Cet acte emporte, en principe, effet attributif immédiat.

Conformément à l’article R.211-3 CPCE, la saisie doit être dénoncée au débiteur dans un délai de huit jours à compter de sa signification au tiers saisi.

À défaut, la saisie est frappée de caducité.

Le débiteur ou le tiers saisi peut contester la saisie devant le juge de l’exécution dans un délai de un mois à compter de la dénonciation de la saisie

(R.211-11 CPCE).

La contestation n’est pas suspensive, sauf décision contraire du juge.

À défaut de contestation ou après rejet de celle-ci, le tiers saisi procède au paiement des sommes attribuées au créancier dans les conditions prévues par le CPCE.

Conclusion

La saisie-attribution s’impose comme un instrument central du droit du recouvrement, dont l’efficacité repose sur la combinaison de son effet attributif immédiat et de la rigueur de son encadrement juridique.
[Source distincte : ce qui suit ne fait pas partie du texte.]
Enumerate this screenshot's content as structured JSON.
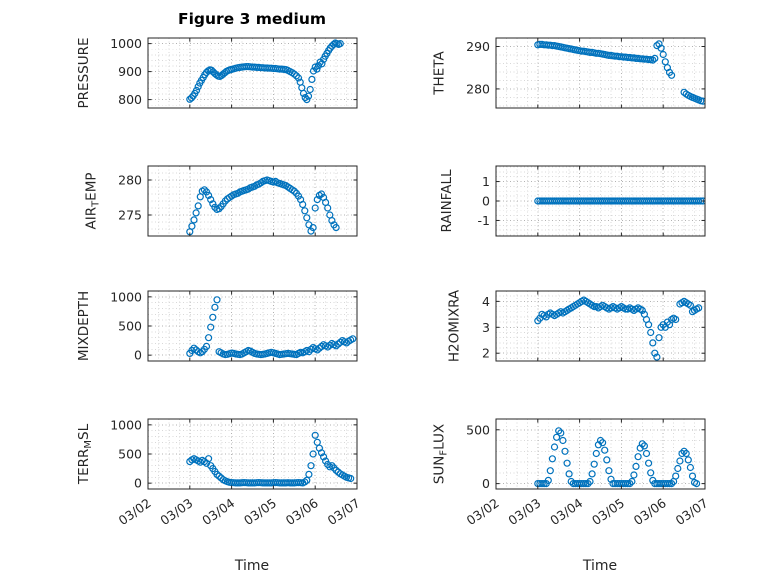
{
  "chart_data": {
    "type": "scatter",
    "title": "Figure 3 medium",
    "xlabel": "Time",
    "marker": "o",
    "colors": {
      "marker": "#0072BD",
      "axis": "#262626",
      "grid": "#b2b2b2",
      "minor_grid": "#d8d8d8"
    },
    "grid": true,
    "minor_grid": true,
    "xlim": [
      2,
      7
    ],
    "x_ticks": [
      2,
      3,
      4,
      5,
      6,
      7
    ],
    "x_tick_labels": [
      "03/02",
      "03/03",
      "03/04",
      "03/05",
      "03/06",
      "03/07"
    ],
    "x_minor_step": 0.25,
    "subplots": [
      {
        "name": "PRESSURE",
        "ylabel": "PRESSURE",
        "label_parts": [
          {
            "text": "PRESSURE",
            "sub": false
          }
        ],
        "row": 0,
        "col": 0,
        "ylim": [
          770,
          1020
        ],
        "yticks": [
          800,
          900,
          1000
        ],
        "y_minor_step": 20,
        "x": [
          3.0,
          3.04,
          3.08,
          3.12,
          3.16,
          3.2,
          3.24,
          3.28,
          3.32,
          3.36,
          3.4,
          3.44,
          3.48,
          3.52,
          3.56,
          3.6,
          3.64,
          3.68,
          3.72,
          3.76,
          3.8,
          3.84,
          3.88,
          3.92,
          3.96,
          4.0,
          4.05,
          4.1,
          4.15,
          4.2,
          4.25,
          4.3,
          4.35,
          4.4,
          4.45,
          4.5,
          4.55,
          4.6,
          4.65,
          4.7,
          4.75,
          4.8,
          4.85,
          4.9,
          4.95,
          5.0,
          5.05,
          5.1,
          5.15,
          5.2,
          5.25,
          5.3,
          5.35,
          5.4,
          5.45,
          5.5,
          5.55,
          5.6,
          5.64,
          5.68,
          5.72,
          5.76,
          5.8,
          5.84,
          5.88,
          5.92,
          5.96,
          6.0,
          6.04,
          6.08,
          6.12,
          6.16,
          6.2,
          6.24,
          6.28,
          6.32,
          6.36,
          6.4,
          6.44,
          6.48,
          6.52,
          6.56,
          6.6
        ],
        "y": [
          801,
          806,
          813,
          822,
          833,
          846,
          859,
          869,
          879,
          889,
          897,
          903,
          906,
          905,
          899,
          893,
          888,
          884,
          883,
          886,
          891,
          896,
          901,
          904,
          906,
          908,
          910,
          912,
          914,
          915,
          916,
          917,
          918,
          918,
          917,
          916,
          916,
          915,
          915,
          914,
          914,
          913,
          913,
          912,
          912,
          911,
          911,
          910,
          909,
          909,
          908,
          907,
          904,
          900,
          896,
          891,
          885,
          877,
          862,
          842,
          822,
          807,
          800,
          812,
          836,
          872,
          902,
          916,
          909,
          921,
          934,
          928,
          944,
          955,
          965,
          975,
          984,
          991,
          997,
          1002,
          1000,
          997,
          1000
        ]
      },
      {
        "name": "THETA",
        "ylabel": "THETA",
        "label_parts": [
          {
            "text": "THETA",
            "sub": false
          }
        ],
        "row": 0,
        "col": 1,
        "ylim": [
          275.5,
          292
        ],
        "yticks": [
          280,
          290
        ],
        "y_minor_step": 2,
        "x": [
          3.0,
          3.05,
          3.1,
          3.15,
          3.2,
          3.25,
          3.3,
          3.35,
          3.4,
          3.45,
          3.5,
          3.55,
          3.6,
          3.65,
          3.7,
          3.75,
          3.8,
          3.85,
          3.9,
          3.95,
          4.0,
          4.05,
          4.1,
          4.15,
          4.2,
          4.25,
          4.3,
          4.35,
          4.4,
          4.45,
          4.5,
          4.55,
          4.6,
          4.65,
          4.7,
          4.75,
          4.8,
          4.85,
          4.9,
          4.95,
          5.0,
          5.05,
          5.1,
          5.15,
          5.2,
          5.25,
          5.3,
          5.35,
          5.4,
          5.45,
          5.5,
          5.55,
          5.6,
          5.65,
          5.7,
          5.75,
          5.8,
          5.85,
          5.9,
          5.95,
          6.0,
          6.05,
          6.1,
          6.15,
          6.2,
          6.5,
          6.55,
          6.6,
          6.65,
          6.7,
          6.75,
          6.8,
          6.85,
          6.9,
          6.95
        ],
        "y": [
          290.4,
          290.5,
          290.5,
          290.4,
          290.4,
          290.3,
          290.3,
          290.2,
          290.2,
          290.1,
          290.0,
          289.9,
          289.8,
          289.7,
          289.6,
          289.5,
          289.4,
          289.3,
          289.2,
          289.1,
          289.0,
          288.9,
          288.9,
          288.8,
          288.7,
          288.6,
          288.6,
          288.5,
          288.4,
          288.4,
          288.3,
          288.2,
          288.1,
          288.0,
          287.9,
          287.9,
          287.8,
          287.7,
          287.7,
          287.6,
          287.6,
          287.5,
          287.5,
          287.4,
          287.4,
          287.3,
          287.3,
          287.2,
          287.2,
          287.1,
          287.1,
          287.0,
          287.0,
          286.9,
          286.9,
          286.8,
          287.2,
          290.2,
          290.6,
          289.6,
          288.1,
          286.4,
          285.0,
          283.9,
          283.2,
          279.2,
          278.8,
          278.5,
          278.2,
          278.0,
          277.8,
          277.6,
          277.4,
          277.2,
          277.1
        ]
      },
      {
        "name": "AIR_TEMP",
        "ylabel": "AIR_TEMP",
        "label_parts": [
          {
            "text": "AIR",
            "sub": false
          },
          {
            "text": "T",
            "sub": true
          },
          {
            "text": "EMP",
            "sub": false
          }
        ],
        "row": 1,
        "col": 0,
        "ylim": [
          272,
          282
        ],
        "yticks": [
          275,
          280
        ],
        "y_minor_step": 1,
        "x_range": [
          3.0,
          6.5,
          0.05
        ],
        "y": [
          272.6,
          273.4,
          274.3,
          275.3,
          276.3,
          277.6,
          278.4,
          278.6,
          278.3,
          277.8,
          277.2,
          276.6,
          276.1,
          275.8,
          275.9,
          276.2,
          276.6,
          277.0,
          277.3,
          277.5,
          277.7,
          277.9,
          278.0,
          278.1,
          278.3,
          278.4,
          278.5,
          278.6,
          278.7,
          278.9,
          279.0,
          279.1,
          279.3,
          279.4,
          279.6,
          279.8,
          279.9,
          280.0,
          279.9,
          279.8,
          279.7,
          279.8,
          279.6,
          279.5,
          279.4,
          279.3,
          279.2,
          279.0,
          278.8,
          278.6,
          278.4,
          278.1,
          277.7,
          277.2,
          276.5,
          275.6,
          274.6,
          273.6,
          272.7,
          273.2,
          276.0,
          277.2,
          277.8,
          278.0,
          277.5,
          276.8,
          276.0,
          275.0,
          274.2,
          273.6,
          273.2
        ]
      },
      {
        "name": "RAINFALL",
        "ylabel": "RAINFALL",
        "label_parts": [
          {
            "text": "RAINFALL",
            "sub": false
          }
        ],
        "row": 1,
        "col": 1,
        "ylim": [
          -1.8,
          1.8
        ],
        "yticks": [
          -1,
          0,
          1
        ],
        "y_minor_step": 0.25,
        "x_range": [
          3.0,
          6.95,
          0.05
        ],
        "y_const": 0
      },
      {
        "name": "MIXDEPTH",
        "ylabel": "MIXDEPTH",
        "label_parts": [
          {
            "text": "MIXDEPTH",
            "sub": false
          }
        ],
        "row": 2,
        "col": 0,
        "ylim": [
          -100,
          1100
        ],
        "yticks": [
          0,
          500,
          1000
        ],
        "y_minor_step": 100,
        "x_range": [
          3.0,
          6.9,
          0.05
        ],
        "y": [
          30,
          80,
          120,
          90,
          60,
          40,
          60,
          100,
          150,
          300,
          480,
          650,
          820,
          950,
          60,
          40,
          20,
          10,
          15,
          25,
          35,
          30,
          20,
          15,
          10,
          20,
          40,
          60,
          80,
          70,
          50,
          30,
          20,
          15,
          10,
          15,
          20,
          30,
          40,
          50,
          40,
          30,
          20,
          10,
          15,
          20,
          25,
          30,
          25,
          20,
          15,
          10,
          30,
          50,
          40,
          60,
          80,
          60,
          100,
          130,
          110,
          90,
          120,
          150,
          180,
          160,
          140,
          170,
          200,
          180,
          160,
          190,
          220,
          250,
          230,
          210,
          240,
          260,
          280
        ]
      },
      {
        "name": "H2OMIXRA",
        "ylabel": "H2OMIXRA",
        "label_parts": [
          {
            "text": "H2OMIXRA",
            "sub": false
          }
        ],
        "row": 2,
        "col": 1,
        "ylim": [
          1.7,
          4.4
        ],
        "yticks": [
          2,
          3,
          4
        ],
        "y_minor_step": 0.2,
        "x": [
          3.0,
          3.05,
          3.1,
          3.15,
          3.2,
          3.25,
          3.3,
          3.35,
          3.4,
          3.45,
          3.5,
          3.55,
          3.6,
          3.65,
          3.7,
          3.75,
          3.8,
          3.85,
          3.9,
          3.95,
          4.0,
          4.05,
          4.1,
          4.15,
          4.2,
          4.25,
          4.3,
          4.35,
          4.4,
          4.45,
          4.5,
          4.55,
          4.6,
          4.65,
          4.7,
          4.75,
          4.8,
          4.85,
          4.9,
          4.95,
          5.0,
          5.05,
          5.1,
          5.15,
          5.2,
          5.25,
          5.3,
          5.35,
          5.4,
          5.45,
          5.5,
          5.55,
          5.6,
          5.65,
          5.7,
          5.75,
          5.8,
          5.85,
          5.9,
          5.95,
          6.0,
          6.05,
          6.1,
          6.15,
          6.2,
          6.25,
          6.3,
          6.4,
          6.45,
          6.5,
          6.55,
          6.6,
          6.65,
          6.7,
          6.75,
          6.8,
          6.85
        ],
        "y": [
          3.25,
          3.35,
          3.5,
          3.45,
          3.4,
          3.5,
          3.55,
          3.5,
          3.45,
          3.5,
          3.55,
          3.6,
          3.55,
          3.6,
          3.65,
          3.7,
          3.75,
          3.8,
          3.85,
          3.9,
          3.95,
          4.0,
          4.05,
          4.0,
          3.95,
          3.9,
          3.85,
          3.8,
          3.8,
          3.75,
          3.8,
          3.85,
          3.8,
          3.75,
          3.7,
          3.75,
          3.8,
          3.75,
          3.7,
          3.75,
          3.8,
          3.75,
          3.7,
          3.7,
          3.75,
          3.7,
          3.65,
          3.7,
          3.75,
          3.7,
          3.65,
          3.5,
          3.3,
          3.1,
          2.8,
          2.4,
          2.0,
          1.85,
          2.6,
          3.0,
          3.1,
          3.0,
          3.2,
          3.1,
          3.3,
          3.35,
          3.3,
          3.9,
          3.95,
          4.0,
          3.95,
          3.9,
          3.85,
          3.6,
          3.65,
          3.7,
          3.75
        ]
      },
      {
        "name": "TERR_MSL",
        "ylabel": "TERR_MSL",
        "label_parts": [
          {
            "text": "TERR",
            "sub": false
          },
          {
            "text": "M",
            "sub": true
          },
          {
            "text": "SL",
            "sub": false
          }
        ],
        "row": 3,
        "col": 0,
        "ylim": [
          -100,
          1100
        ],
        "yticks": [
          0,
          500,
          1000
        ],
        "y_minor_step": 100,
        "x_range": [
          3.0,
          6.85,
          0.05
        ],
        "y": [
          370,
          400,
          420,
          400,
          380,
          360,
          390,
          370,
          340,
          420,
          300,
          250,
          200,
          150,
          120,
          90,
          60,
          40,
          25,
          15,
          10,
          8,
          5,
          5,
          5,
          8,
          10,
          8,
          5,
          5,
          5,
          5,
          8,
          10,
          8,
          5,
          5,
          5,
          5,
          5,
          8,
          10,
          8,
          5,
          5,
          5,
          5,
          8,
          5,
          5,
          5,
          8,
          10,
          8,
          5,
          20,
          50,
          150,
          300,
          500,
          820,
          700,
          600,
          520,
          450,
          380,
          320,
          280,
          300,
          260,
          220,
          190,
          160,
          140,
          120,
          100,
          90,
          80
        ]
      },
      {
        "name": "SUN_FLUX",
        "ylabel": "SUN_FLUX",
        "label_parts": [
          {
            "text": "SUN",
            "sub": false
          },
          {
            "text": "F",
            "sub": true
          },
          {
            "text": "LUX",
            "sub": false
          }
        ],
        "row": 3,
        "col": 1,
        "ylim": [
          -50,
          600
        ],
        "yticks": [
          0,
          500
        ],
        "y_minor_step": 100,
        "x_range": [
          3.0,
          6.8,
          0.05
        ],
        "y": [
          0,
          0,
          0,
          0,
          0,
          30,
          120,
          230,
          340,
          430,
          490,
          470,
          400,
          300,
          190,
          90,
          20,
          0,
          0,
          0,
          0,
          0,
          0,
          0,
          0,
          20,
          90,
          180,
          280,
          360,
          400,
          380,
          310,
          220,
          120,
          40,
          0,
          0,
          0,
          0,
          0,
          0,
          0,
          0,
          0,
          20,
          80,
          160,
          250,
          330,
          370,
          350,
          280,
          190,
          100,
          30,
          0,
          0,
          0,
          0,
          0,
          0,
          0,
          0,
          0,
          20,
          70,
          140,
          210,
          280,
          300,
          280,
          220,
          150,
          70,
          10,
          0
        ]
      }
    ]
  }
}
Cette efficacité est toutefois tempérée par la complexité des régimes d’insaisissabilité, la charge déclarative pesant sur les tiers saisis et l’articulation délicate avec les procédures collectives et de surendettement.

La maîtrise de ce mécanisme exige ainsi une vigilance constante du praticien, tant dans le respect des exigences formelles et des délais que dans l’appréciation des effets patrimoniaux de la mesure. À ce titre, la saisie-attribution illustre pleinement l’équilibre recherché par le droit des procédures civiles d’exécution entre l’exigence d’un recouvrement efficace et la protection des droits fondamentaux des parties.